Ik heb aan onderzoeksbureau IVA Beleidsonderzoek en Advies (Universiteit van Tilburg) de
opdracht verleend te adviseren over de opzet van de pilot en het onderzoek uit te voeren naar:
1. De effecten van een no-risk polis op de plaatsing van jongeren zonder startkwalificatie op
bpv-plekken, en
2. mogelijke (negatieve) effecten van de no-riskpolis op het ziekteverzuimbeleid van werkgevers in
de leerbedrijven.
In het onderzoek wordt gewerkt met een experimentele groep en een controlegroep. De
experimentele groep bestaat uit leerbedrijven aan wie de no-riskpolis wordt aangeboden, de
---
controlegroep uit bedrijven aan wie geen no-riskpolis wordt aangeboden. Het effect van de no-
riskpolis wordt afgemeten aan het verschil in voor- en nametingen bij de experimentele groep en de
controlegroep, met name wat betreft de effecten op de instroom van jongeren zonder
startkwalificatie op bpv-plaatsen.
Voor de pilot en het onderzoek worden vier grotere gemeenten geselecteerd waarin voldoende
erkende leerbedrijven aanwezig zijn. Er wordt gestreefd naar een verdeling tussen gemeenten
binnen en buiten de Randstad en aan de sectoren Zorg, Techniek, Bouw en Transport & logistiek.

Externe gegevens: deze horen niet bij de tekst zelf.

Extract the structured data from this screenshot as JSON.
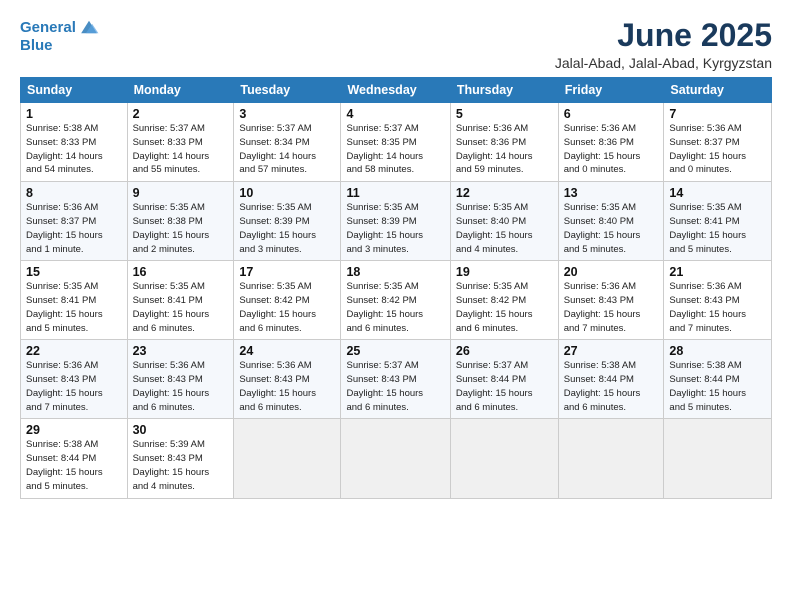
{
  "header": {
    "logo_line1": "General",
    "logo_line2": "Blue",
    "month": "June 2025",
    "location": "Jalal-Abad, Jalal-Abad, Kyrgyzstan"
  },
  "weekdays": [
    "Sunday",
    "Monday",
    "Tuesday",
    "Wednesday",
    "Thursday",
    "Friday",
    "Saturday"
  ],
  "weeks": [
    [
      {
        "day": "1",
        "detail": "Sunrise: 5:38 AM\nSunset: 8:33 PM\nDaylight: 14 hours\nand 54 minutes."
      },
      {
        "day": "2",
        "detail": "Sunrise: 5:37 AM\nSunset: 8:33 PM\nDaylight: 14 hours\nand 55 minutes."
      },
      {
        "day": "3",
        "detail": "Sunrise: 5:37 AM\nSunset: 8:34 PM\nDaylight: 14 hours\nand 57 minutes."
      },
      {
        "day": "4",
        "detail": "Sunrise: 5:37 AM\nSunset: 8:35 PM\nDaylight: 14 hours\nand 58 minutes."
      },
      {
        "day": "5",
        "detail": "Sunrise: 5:36 AM\nSunset: 8:36 PM\nDaylight: 14 hours\nand 59 minutes."
      },
      {
        "day": "6",
        "detail": "Sunrise: 5:36 AM\nSunset: 8:36 PM\nDaylight: 15 hours\nand 0 minutes."
      },
      {
        "day": "7",
        "detail": "Sunrise: 5:36 AM\nSunset: 8:37 PM\nDaylight: 15 hours\nand 0 minutes."
      }
    ],
    [
      {
        "day": "8",
        "detail": "Sunrise: 5:36 AM\nSunset: 8:37 PM\nDaylight: 15 hours\nand 1 minute."
      },
      {
        "day": "9",
        "detail": "Sunrise: 5:35 AM\nSunset: 8:38 PM\nDaylight: 15 hours\nand 2 minutes."
      },
      {
        "day": "10",
        "detail": "Sunrise: 5:35 AM\nSunset: 8:39 PM\nDaylight: 15 hours\nand 3 minutes."
      },
      {
        "day": "11",
        "detail": "Sunrise: 5:35 AM\nSunset: 8:39 PM\nDaylight: 15 hours\nand 3 minutes."
      },
      {
        "day": "12",
        "detail": "Sunrise: 5:35 AM\nSunset: 8:40 PM\nDaylight: 15 hours\nand 4 minutes."
      },
      {
        "day": "13",
        "detail": "Sunrise: 5:35 AM\nSunset: 8:40 PM\nDaylight: 15 hours\nand 5 minutes."
      },
      {
        "day": "14",
        "detail": "Sunrise: 5:35 AM\nSunset: 8:41 PM\nDaylight: 15 hours\nand 5 minutes."
      }
    ],
    [
      {
        "day": "15",
        "detail": "Sunrise: 5:35 AM\nSunset: 8:41 PM\nDaylight: 15 hours\nand 5 minutes."
      },
      {
        "day": "16",
        "detail": "Sunrise: 5:35 AM\nSunset: 8:41 PM\nDaylight: 15 hours\nand 6 minutes."
      },
      {
        "day": "17",
        "detail": "Sunrise: 5:35 AM\nSunset: 8:42 PM\nDaylight: 15 hours\nand 6 minutes."
      },
      {
        "day": "18",
        "detail": "Sunrise: 5:35 AM\nSunset: 8:42 PM\nDaylight: 15 hours\nand 6 minutes."
      },
      {
        "day": "19",
        "detail": "Sunrise: 5:35 AM\nSunset: 8:42 PM\nDaylight: 15 hours\nand 6 minutes."
      },
      {
        "day": "20",
        "detail": "Sunrise: 5:36 AM\nSunset: 8:43 PM\nDaylight: 15 hours\nand 7 minutes."
      },
      {
        "day": "21",
        "detail": "Sunrise: 5:36 AM\nSunset: 8:43 PM\nDaylight: 15 hours\nand 7 minutes."
      }
    ],
    [
      {
        "day": "22",
        "detail": "Sunrise: 5:36 AM\nSunset: 8:43 PM\nDaylight: 15 hours\nand 7 minutes."
      },
      {
        "day": "23",
        "detail": "Sunrise: 5:36 AM\nSunset: 8:43 PM\nDaylight: 15 hours\nand 6 minutes."
      },
      {
        "day": "24",
        "detail": "Sunrise: 5:36 AM\nSunset: 8:43 PM\nDaylight: 15 hours\nand 6 minutes."
      },
      {
        "day": "25",
        "detail": "Sunrise: 5:37 AM\nSunset: 8:43 PM\nDaylight: 15 hours\nand 6 minutes."
      },
      {
        "day": "26",
        "detail": "Sunrise: 5:37 AM\nSunset: 8:44 PM\nDaylight: 15 hours\nand 6 minutes."
      },
      {
        "day": "27",
        "detail": "Sunrise: 5:38 AM\nSunset: 8:44 PM\nDaylight: 15 hours\nand 6 minutes."
      },
      {
        "day": "28",
        "detail": "Sunrise: 5:38 AM\nSunset: 8:44 PM\nDaylight: 15 hours\nand 5 minutes."
      }
    ],
    [
      {
        "day": "29",
        "detail": "Sunrise: 5:38 AM\nSunset: 8:44 PM\nDaylight: 15 hours\nand 5 minutes."
      },
      {
        "day": "30",
        "detail": "Sunrise: 5:39 AM\nSunset: 8:43 PM\nDaylight: 15 hours\nand 4 minutes."
      },
      {
        "day": "",
        "detail": ""
      },
      {
        "day": "",
        "detail": ""
      },
      {
        "day": "",
        "detail": ""
      },
      {
        "day": "",
        "detail": ""
      },
      {
        "day": "",
        "detail": ""
      }
    ]
  ]
}
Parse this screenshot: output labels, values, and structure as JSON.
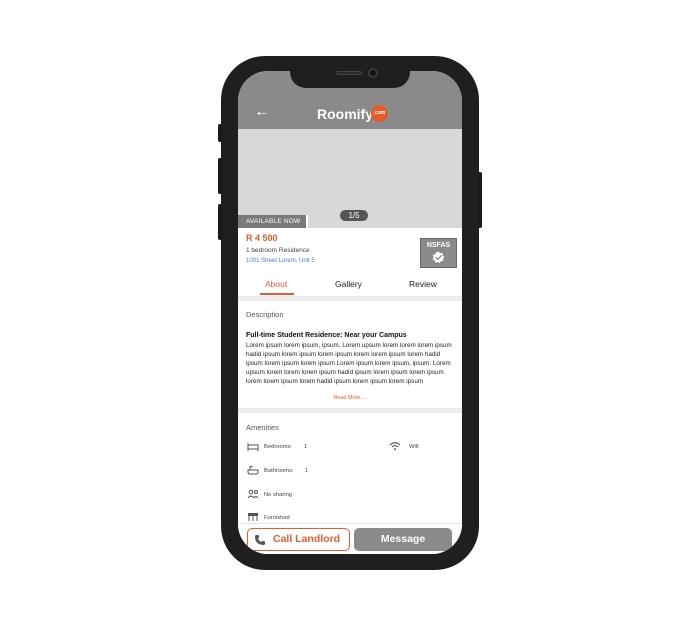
{
  "header": {
    "brand": "Roomify",
    "brand_badge": ".com",
    "back_icon": "arrow-left-icon"
  },
  "listing": {
    "photo_counter": "1/5",
    "availability": "AVAILABLE NOW",
    "price": "R 4 500",
    "type": "1 bedroom Residence",
    "address": "1001 Street Lorem, Unit 5",
    "badge": "NSFAS"
  },
  "tabs": [
    {
      "label": "About",
      "active": true
    },
    {
      "label": "Gallery",
      "active": false
    },
    {
      "label": "Review",
      "active": false
    }
  ],
  "description": {
    "label": "Description",
    "heading": "Full-time Student Residence:  Near your Campus",
    "body": "Lorem ipsum lorem ipsum, ipsum. Lorem upsum lorem lorem lorem ipsum hadid ipsum lorem ipsum lorem ipsum lorem lorem ipsum lorem hadid ipsum lorem ipsum lorem ipsum Lorem ipsum lorem ipsum, ipsum. Lorem upsum lorem lorem lorem ipsum hadid ipsum lorem ipsum lorem ipsum lorem lorem ipsum lorem hadid ipsum lorem ipsum lorem ipsum",
    "read_more": "Read More...."
  },
  "amenities": {
    "label": "Amenities",
    "bedrooms_label": "Bedrooms:",
    "bedrooms_value": "1",
    "wifi_label": "Wifi",
    "bathrooms_label": "Bathrooms:",
    "bathrooms_value": "1",
    "sharing_label": "No sharing",
    "furnished_label": "Furnished"
  },
  "actions": {
    "call_label": "Call Landlord",
    "message_label": "Message"
  },
  "colors": {
    "accent": "#e55b2e",
    "header": "#8a8a8a",
    "link": "#4a7fd8"
  }
}
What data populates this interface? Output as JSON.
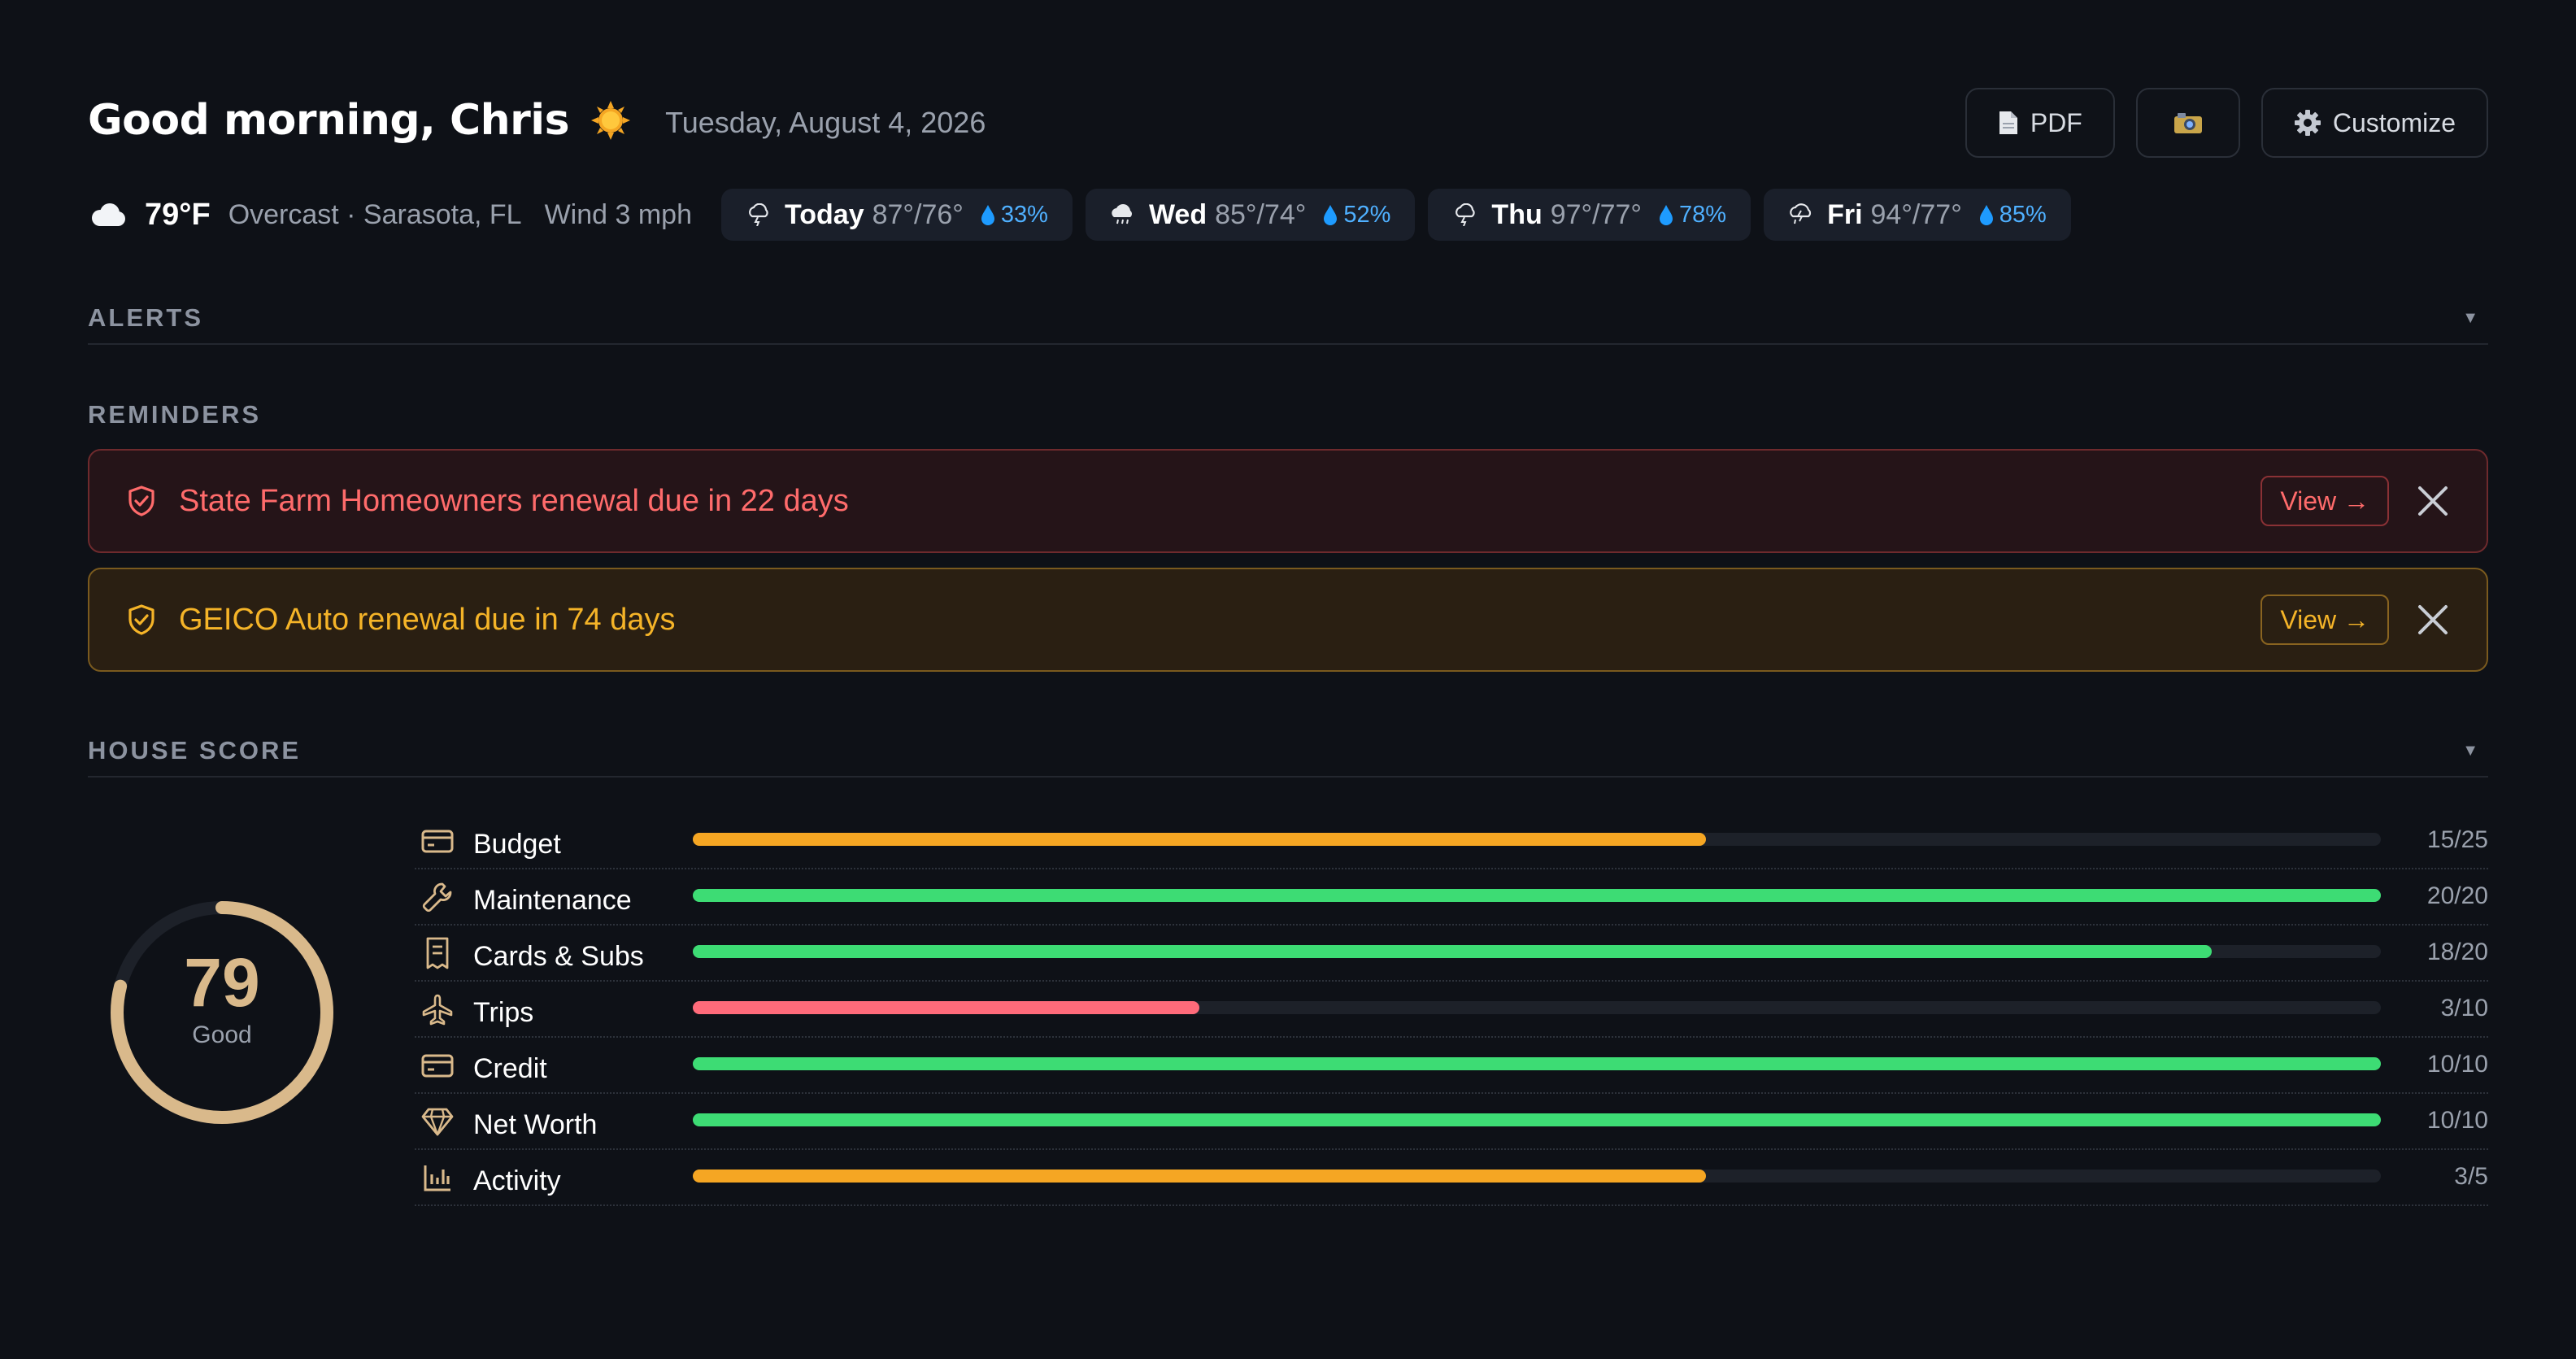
{
  "header": {
    "greeting": "Good morning, Chris",
    "date": "Tuesday, August 4, 2026",
    "actions": {
      "pdf_label": "PDF",
      "customize_label": "Customize"
    }
  },
  "weather": {
    "current_temp": "79°F",
    "conditions": "Overcast · Sarasota, FL",
    "wind": "Wind 3 mph",
    "forecast": [
      {
        "day": "Today",
        "temps": "87°/76°",
        "rain": "33%",
        "icon": "thunderstorm-icon"
      },
      {
        "day": "Wed",
        "temps": "85°/74°",
        "rain": "52%",
        "icon": "rain-icon"
      },
      {
        "day": "Thu",
        "temps": "97°/77°",
        "rain": "78%",
        "icon": "thunderstorm-icon"
      },
      {
        "day": "Fri",
        "temps": "94°/77°",
        "rain": "85%",
        "icon": "storm-icon"
      }
    ]
  },
  "sections": {
    "alerts": "ALERTS",
    "reminders": "REMINDERS",
    "house_score": "HOUSE SCORE"
  },
  "reminders": [
    {
      "text": "State Farm Homeowners renewal due in 22 days",
      "action": "View →",
      "severity": "red"
    },
    {
      "text": "GEICO Auto renewal due in 74 days",
      "action": "View →",
      "severity": "amber"
    }
  ],
  "house_score": {
    "score": "79",
    "score_value": 79,
    "rating": "Good",
    "ring_color": "#d9b98b",
    "categories": [
      {
        "name": "Budget",
        "value": "15/25",
        "fraction": 0.6,
        "color": "#f5a623",
        "icon": "wallet-icon"
      },
      {
        "name": "Maintenance",
        "value": "20/20",
        "fraction": 1.0,
        "color": "#3ddc74",
        "icon": "wrench-icon"
      },
      {
        "name": "Cards & Subs",
        "value": "18/20",
        "fraction": 0.9,
        "color": "#3ddc74",
        "icon": "receipt-icon"
      },
      {
        "name": "Trips",
        "value": "3/10",
        "fraction": 0.3,
        "color": "#ff6b7a",
        "icon": "plane-icon"
      },
      {
        "name": "Credit",
        "value": "10/10",
        "fraction": 1.0,
        "color": "#3ddc74",
        "icon": "credit-card-icon"
      },
      {
        "name": "Net Worth",
        "value": "10/10",
        "fraction": 1.0,
        "color": "#3ddc74",
        "icon": "diamond-icon"
      },
      {
        "name": "Activity",
        "value": "3/5",
        "fraction": 0.6,
        "color": "#f5a623",
        "icon": "bar-chart-icon"
      }
    ]
  }
}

Aan de gemeenten stel ik subsidie beschikbaar voor de uitvoeringskosten van de pilot en voor het
vergoeden van kosten die werkgevers maken als gevolg van verzuim van jongeren
(loondoorbetalingsverplichting).
In de hiervoor genoemde kabinetsreactie is ook aangegeven dat geïnventariseerd wordt welke
mogelijkheden er zijn voor gemeenten om afspraken te maken met werkgevers over het in dienst
nemen van genoemde `risicojongeren', hoe de perceptie over de risico's bij werkgevers beïnvloed
kan worden; en hoe werkgevers kunnen worden ondersteund bij het in dienst nemen van jongeren
met een hoog uitval risico. Dit kwalitatieve onderzoek wordt in de periode januari tot juli 2006
uitgevoerd door het onderzoeksbureau Policy Productions.
Planning
De inventarisatie naar bestaande mogelijkheden, initiatieven en methodieken om jongeren zonder
startkwalificatie in leerwerktrajecten te plaatsen gaat deze maand van start en loopt door tot juni
2006.
De pilot met een no-risk polis loopt van januari tot 1 oktober 2006. Het onderzoek naar het effect
van de pilot duurt tot december 2006.
Ik verwacht u uiterlijk in december 2006 beide onderzoeksrapporten te kunnen toesturen voorzien
van een beleidsreactie.
De Staatssecretaris van Sociale Zaken
en Werkgelegenheid,
(H.A.L. van Hoof)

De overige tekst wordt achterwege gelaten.